Effectively, each server ticket increases your upload limit by 200 MB, permanently. I'd imagine things could add up with custom graphics and things like that, but I have no idea exactly how big the userbase is in Japan. It's definitely bigger than in the West, but I don't know by how much.
Server: 50,- $ per Month
Server for HA: 50,- $ per Month
Keeping it up to date (like 1-3h per month): 300,- $ per Month
Setup & Backup: 10h? 1000$ initial cost
On-Call: Probably not affordable for a small company.
I do get it, it sounds like a super small amount they need to pay to keep this afloat but still, you don't know how much development they put in before and how much maintenance they have after.
Assuming that keeping Servers up-running should not cost any money, is a weird assumption.
Yes i also find it very bewildering that people pay for XBox, PS4 and Nintendo but thats because i'm a generation where it was not typical at all to pay monthly for infrastructure. But i originally had unlimited gmail space, so...
Servers do cost money, but storing large amounts of data for upload and download, and keeping them backed up does not cost anywhere near that, unless you have extremely vast quantities of data.
Something I run streams ~200GB/day from a ~1.5TB (and growing) data collection that is highly replicated by the data store.

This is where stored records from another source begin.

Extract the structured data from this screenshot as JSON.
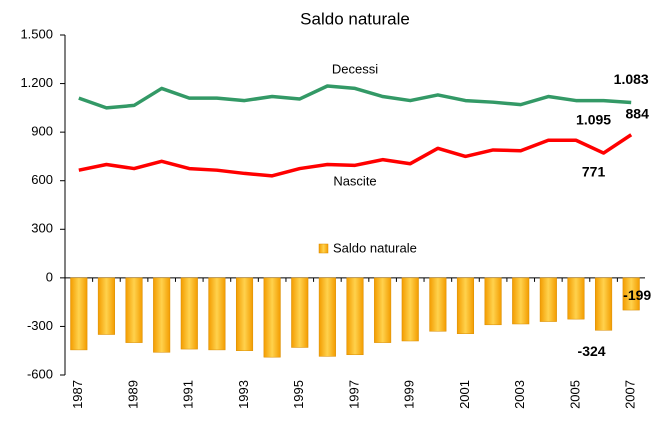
{
  "chart_data": {
    "type": "bar_line",
    "title": "Saldo naturale",
    "categories": [
      "1987",
      null,
      "1989",
      null,
      "1991",
      null,
      "1993",
      null,
      "1995",
      null,
      "1997",
      null,
      "1999",
      null,
      "2001",
      null,
      "2003",
      null,
      "2005",
      null,
      "2007"
    ],
    "series": [
      {
        "name": "Decessi",
        "type": "line",
        "color": "#339966",
        "values": [
          1110,
          1050,
          1065,
          1170,
          1110,
          1110,
          1095,
          1120,
          1105,
          1185,
          1170,
          1120,
          1095,
          1130,
          1095,
          1085,
          1070,
          1120,
          1095,
          1095,
          1083
        ],
        "value_labels": [
          null,
          null,
          null,
          null,
          null,
          null,
          null,
          null,
          null,
          null,
          null,
          null,
          null,
          null,
          null,
          null,
          null,
          null,
          null,
          "1.095",
          "1.083"
        ]
      },
      {
        "name": "Nascite",
        "type": "line",
        "color": "#ff0000",
        "values": [
          665,
          700,
          675,
          720,
          675,
          665,
          645,
          630,
          675,
          700,
          695,
          730,
          705,
          800,
          750,
          790,
          785,
          850,
          850,
          771,
          884
        ],
        "value_labels": [
          null,
          null,
          null,
          null,
          null,
          null,
          null,
          null,
          null,
          null,
          null,
          null,
          null,
          null,
          null,
          null,
          null,
          null,
          null,
          "771",
          "884"
        ]
      },
      {
        "name": "Saldo naturale",
        "type": "bar",
        "color": "#f7a800",
        "values": [
          -445,
          -350,
          -400,
          -460,
          -440,
          -445,
          -450,
          -490,
          -430,
          -485,
          -475,
          -400,
          -390,
          -330,
          -345,
          -290,
          -285,
          -270,
          -255,
          -324,
          -199
        ],
        "value_labels": [
          null,
          null,
          null,
          null,
          null,
          null,
          null,
          null,
          null,
          null,
          null,
          null,
          null,
          null,
          null,
          null,
          null,
          null,
          null,
          "-324",
          "-199"
        ]
      }
    ],
    "ylim": [
      -600,
      1500
    ],
    "yticks": [
      {
        "value": 1500,
        "label": "1.500"
      },
      {
        "value": 1200,
        "label": "1.200"
      },
      900,
      600,
      300,
      0,
      -300,
      -600
    ],
    "grid": false
  }
}
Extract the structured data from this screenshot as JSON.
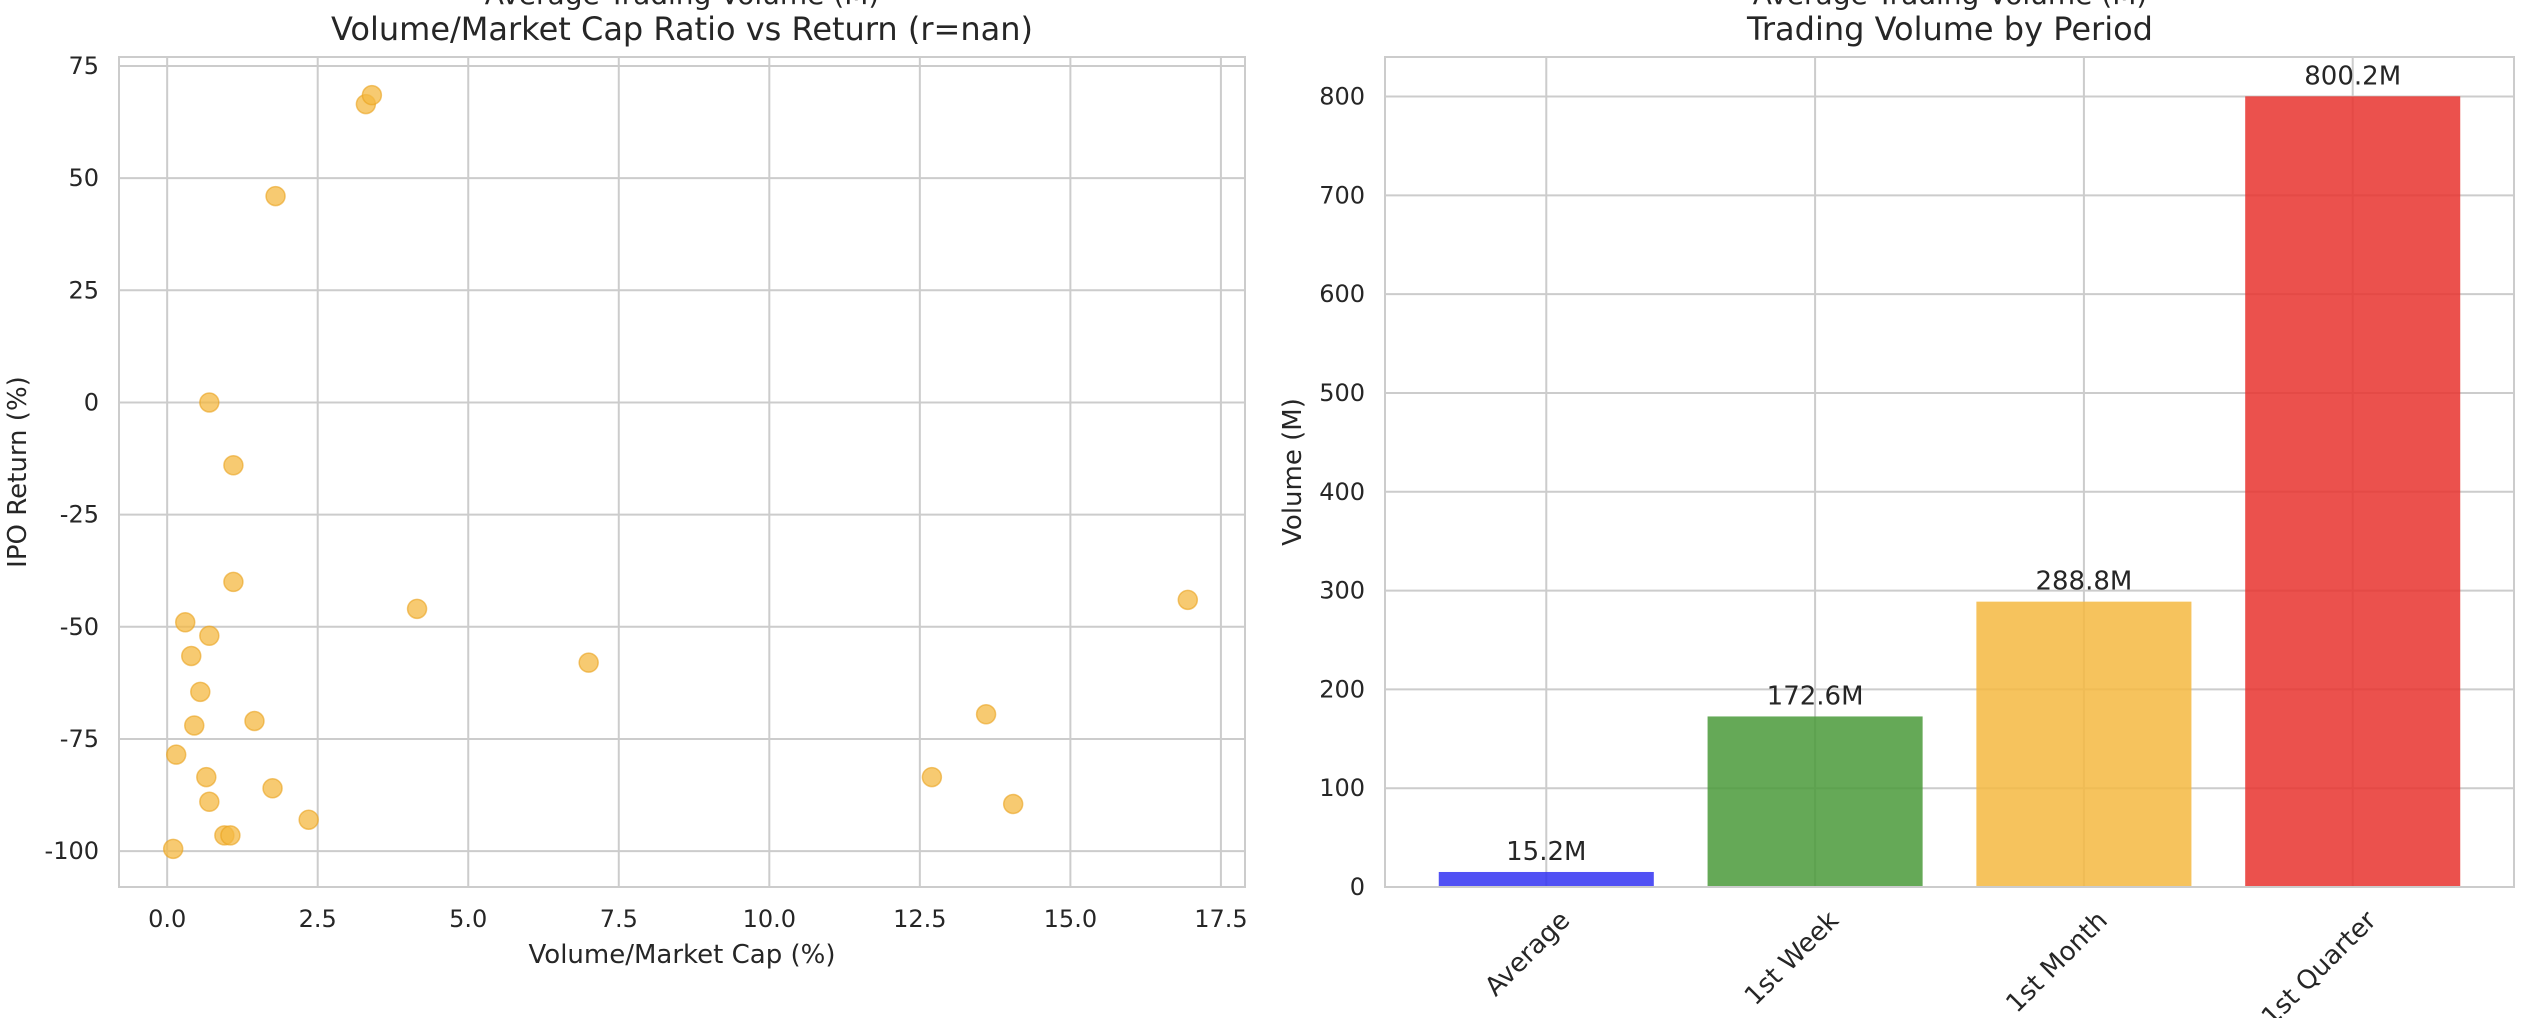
{
  "chart_data": [
    {
      "type": "scatter",
      "suptitle": "Average Trading Volume (M)",
      "title": "Volume/Market Cap Ratio vs Return (r=nan)",
      "xlabel": "Volume/Market Cap (%)",
      "ylabel": "IPO Return (%)",
      "xlim": [
        -0.8,
        17.9
      ],
      "ylim": [
        -108,
        77
      ],
      "xticks": [
        0.0,
        2.5,
        5.0,
        7.5,
        10.0,
        12.5,
        15.0,
        17.5
      ],
      "xtick_labels": [
        "0.0",
        "2.5",
        "5.0",
        "7.5",
        "10.0",
        "12.5",
        "15.0",
        "17.5"
      ],
      "yticks": [
        75,
        50,
        25,
        0,
        -25,
        -50,
        -75,
        -100
      ],
      "ytick_labels": [
        "75",
        "50",
        "25",
        "0",
        "-25",
        "-50",
        "-75",
        "-100"
      ],
      "grid": true,
      "marker_color": "#F4B841",
      "points": [
        {
          "x": 3.3,
          "y": 66.5
        },
        {
          "x": 3.4,
          "y": 68.5
        },
        {
          "x": 1.8,
          "y": 46
        },
        {
          "x": 0.7,
          "y": 0
        },
        {
          "x": 1.1,
          "y": -14
        },
        {
          "x": 1.1,
          "y": -40
        },
        {
          "x": 0.3,
          "y": -49
        },
        {
          "x": 0.7,
          "y": -52
        },
        {
          "x": 0.4,
          "y": -56.5
        },
        {
          "x": 0.55,
          "y": -64.5
        },
        {
          "x": 0.45,
          "y": -72
        },
        {
          "x": 1.45,
          "y": -71
        },
        {
          "x": 0.15,
          "y": -78.5
        },
        {
          "x": 0.65,
          "y": -83.5
        },
        {
          "x": 1.75,
          "y": -86
        },
        {
          "x": 0.7,
          "y": -89
        },
        {
          "x": 2.35,
          "y": -93
        },
        {
          "x": 0.95,
          "y": -96.5
        },
        {
          "x": 1.05,
          "y": -96.5
        },
        {
          "x": 0.1,
          "y": -99.5
        },
        {
          "x": 4.15,
          "y": -46
        },
        {
          "x": 7.0,
          "y": -58
        },
        {
          "x": 12.7,
          "y": -83.5
        },
        {
          "x": 13.6,
          "y": -69.5
        },
        {
          "x": 14.05,
          "y": -89.5
        },
        {
          "x": 16.95,
          "y": -44
        }
      ]
    },
    {
      "type": "bar",
      "suptitle": "Average Trading Volume (M)",
      "title": "Trading Volume by Period",
      "xlabel": "",
      "ylabel": "Volume (M)",
      "ylim": [
        0,
        840
      ],
      "yticks": [
        0,
        100,
        200,
        300,
        400,
        500,
        600,
        700,
        800
      ],
      "ytick_labels": [
        "0",
        "100",
        "200",
        "300",
        "400",
        "500",
        "600",
        "700",
        "800"
      ],
      "grid": true,
      "categories": [
        "Average",
        "1st Week",
        "1st Month",
        "1st Quarter"
      ],
      "values": [
        15.2,
        172.6,
        288.8,
        800.2
      ],
      "value_labels": [
        "15.2M",
        "172.6M",
        "288.8M",
        "800.2M"
      ],
      "colors": [
        "#3333F2",
        "#4A9A3A",
        "#F4B841",
        "#E8322E"
      ]
    }
  ]
}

It costs me less than 10USD/month.
It is also all automated - I don't need to touch it unless something goes wrong, which might be once every six months.
Thats what you pay in a private setting when you do it by yourself.
I can do from bare metal to frontend everything. That still doesn't mean that if i need to pay someone doing that, its 10$/month.
When you grow from 'i do that in my time with my ressources and i'm not paying myself anything' to 'i now have an employee and that person actually needs real money every month' you pay more then 10$/month.
30€ for game + 10 reusable upload slots (but seperatef for all kinds of nitty bitty details).
This covers most users needs.
But the game will mostly be a niche product reducing profitability. So selling more reusable upload slots to the ones which are fine with afforting it seems a good idea especially given that probably anyone can live with 10 slots.
Also giving unlimited upload space would be a liability for the company.
Be aware that I made that judgment based on this being a game.
If you look at it as a programming development environment it indeed seems very dogy.
But given the context you should see it as a game which also teaches you programming not as a programming environment.
>But given the context you should see it as a game which also teaches you programming
Yeah and they're already teaching kids to accept the need to pay some third party company permission to make their code available on a locked down heavily controlled piece of hardware, just like in real life.